The homes are at the end of the quiet cul-de-sac and Wong says that his inspiration came from the idea of respite from a hectic world. His design principles rethink the way that architects usually create a home.
“Often an architect will design from the outside in, they are concerned primarily with the exterior appearance – what will get through planning – and only then do they work out how everything fits inside.”
In contrast, his work as creative director with Development Direct sees him taken on at the planning stage to advise private clients and small-scale developers on how to create homes which work first as a living space inside. The configuration then informs the exterior appearance.
In the case of Shiro House, and its twin next door, Yugen House, this has meant a minimalistic exterior with sharp, clean lines which impresses even more on entry.
Wong says: “The double-height entrance gives a sense of anticipation. It is positive and full of light and energy and is designed to draw you in.”
The guiding theme of the interior is a balance between an open-plan feel and the ability to screen off areas.
“I wanted it to feel as open as possible, but much as I like open-plan living, I do recognise that living in one large room can be impractical.
“The solution is the louvred doors between the sitting room and the kitchen, which mean it can be totally open throughout the day, but after you have finished cooking, you can relax and screen off any clutter.”
The kitchen, as you would expect, is very impressive. Wong chose premium German furniture, quartz and corian work surfaces and integrated Siemens appliances with high-end touches such as a boiling water tap and a wine cooler.
Six-metre patio doors open up one side of the room and link internal and external entertaining areas. A large utility room means that the kitchen can remain a public space.
The adjoining sitting room has a Danish log-burning stove and a patio door leading on to its own terrace area finished with natural African slate.
There is also a separate dining room, which is adjacent to a downstairs shower room so it could be used as a fifth bedroom.
The beautiful staircase is made from solid elm and steel and leads up to the galleried upper floor.
The master bedroom continues the theme of beauty plus practicality. Both the fitted dressing room, with bespoke walnut veneer wardrobes, and the ensuite bathroom, which includes a wet room system by Wedi, twin designer sinks and a stunning stone bath, are tucked away behind the bed. Wong says: “It is all about calmness, with no manic clutter.”
A guest suite leads to the first floor roof terrace which is big enough for tables and chairs overlooking the garden.
Throughout the house there are quirky design features. A low-level window links the snug to the hallway .
Wong says: “Why should all houses look the same? I like to provide features for peripheral vision as well as a centrepiece and it gives the house personality.”
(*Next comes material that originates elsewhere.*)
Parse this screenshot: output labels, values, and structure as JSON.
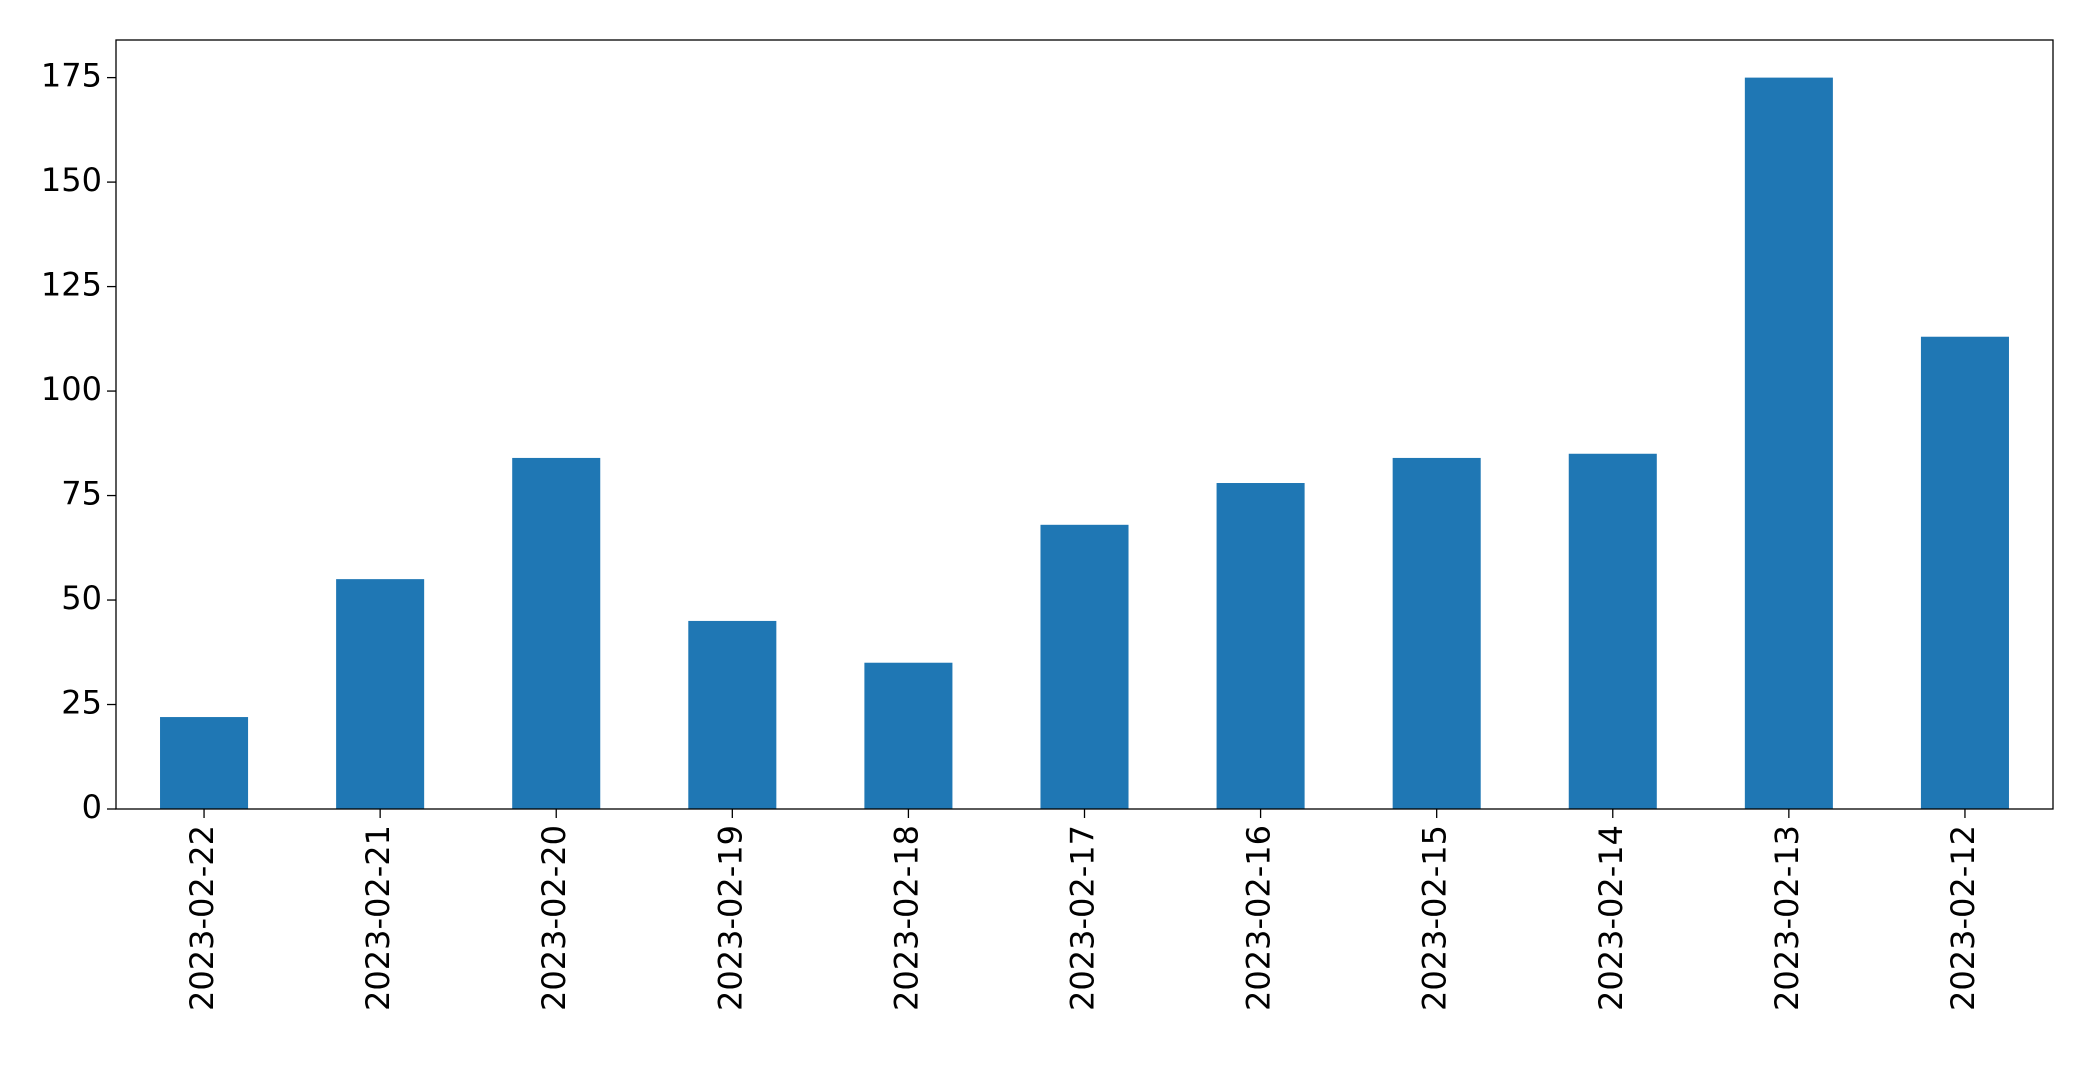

Outside the grounds have been landscaped. Wong says: “We continued the very minimal Asian theme with hard landscaping offset with whispy black bamboos and pure white stones.”
There is also a detached double garage and large workshop.
Shiro House was a very personal project for Wong. “I wanted to create the atmosphere of something like a day spa, or a favourite hotel. Somewhere you go to totally relax. An environment to spend your time in and invite your friends and family into. To me it feels like a haven away from the stress of the world.”